Тибатонг задумчиво смотрел на Пумпонеля. Удивительно, до чего ему нравится этот Король.
— Лекарство от грусти профессора Тибатонга. Открытие века! Прямо из скважины! Остерегайтесь подделок… — пробормотал Тибатонг. Он уже так и видел перед собой этикетку на пузырьке. — Хорошая идея! На Земле не хватает смеха. Большинство наших бед оттого, что люди относятся ко всему слишком серьезно… Но, к сожалению, пока с этим придется повременить. В пещеру-то нам не пробраться. Может, когда-нибудь после.
Король согласился.
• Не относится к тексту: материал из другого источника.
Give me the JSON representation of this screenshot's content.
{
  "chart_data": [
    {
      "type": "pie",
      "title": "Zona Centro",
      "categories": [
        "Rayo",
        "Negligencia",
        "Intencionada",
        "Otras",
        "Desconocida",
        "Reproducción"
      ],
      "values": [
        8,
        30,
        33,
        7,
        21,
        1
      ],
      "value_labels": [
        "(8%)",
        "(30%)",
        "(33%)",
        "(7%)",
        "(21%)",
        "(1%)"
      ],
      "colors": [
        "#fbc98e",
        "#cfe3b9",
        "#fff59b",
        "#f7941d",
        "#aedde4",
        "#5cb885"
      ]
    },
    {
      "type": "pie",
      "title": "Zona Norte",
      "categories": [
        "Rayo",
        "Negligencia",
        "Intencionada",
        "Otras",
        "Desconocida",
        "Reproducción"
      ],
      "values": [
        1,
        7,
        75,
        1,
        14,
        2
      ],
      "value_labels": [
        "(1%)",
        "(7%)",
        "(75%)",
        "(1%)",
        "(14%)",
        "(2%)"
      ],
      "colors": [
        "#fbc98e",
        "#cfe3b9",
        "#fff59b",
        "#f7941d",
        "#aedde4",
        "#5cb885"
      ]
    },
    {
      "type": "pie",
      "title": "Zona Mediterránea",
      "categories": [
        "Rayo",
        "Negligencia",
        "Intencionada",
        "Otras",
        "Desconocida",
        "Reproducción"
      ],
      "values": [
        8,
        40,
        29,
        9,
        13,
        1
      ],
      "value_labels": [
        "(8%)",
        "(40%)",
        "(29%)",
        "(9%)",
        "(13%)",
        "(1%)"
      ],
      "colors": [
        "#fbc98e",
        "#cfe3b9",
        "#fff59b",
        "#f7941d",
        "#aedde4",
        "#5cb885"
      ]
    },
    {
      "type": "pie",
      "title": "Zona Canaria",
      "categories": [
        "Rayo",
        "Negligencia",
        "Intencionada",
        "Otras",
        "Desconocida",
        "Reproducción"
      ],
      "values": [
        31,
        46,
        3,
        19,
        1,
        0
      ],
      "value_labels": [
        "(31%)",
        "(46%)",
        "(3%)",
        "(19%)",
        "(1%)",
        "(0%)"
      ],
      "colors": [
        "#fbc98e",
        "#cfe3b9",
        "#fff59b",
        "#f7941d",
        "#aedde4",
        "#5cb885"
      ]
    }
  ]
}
Придется ему пока отказаться от веселящих бомбочек и довольствоваться невидимками. А Урмелю пусть достанется в подарок домик!
И вот свечерело, и огромная стрекоза устремилась на запад, прямо в заходящее солнце. Под стальным брюхом болталось большое ведро с водой.
Профессор и звери следили за вертолетом до тех пор, покуда он не превратился в точку на красном солнечном диске.
— И все-таки это неправильно… — пробормотал Тибатонг.
— Почему? — спросил Шуш. — Ты ррразве уверен, что ведерррко пустое?
Нет, профессор не был уверен. Рыба-невидимка может быть где угодно. Или не быть нигде…
Хрюква укладывала Урмеля. Вава забрался в Ракушку, чтобы щщщидеть и шшшмотреть, как проплывает по небу луна.
Профессор Хубакук Тибатонг зажег свечку, чтобы начать новую книгу. О пещере, подземном озере и каменном органе.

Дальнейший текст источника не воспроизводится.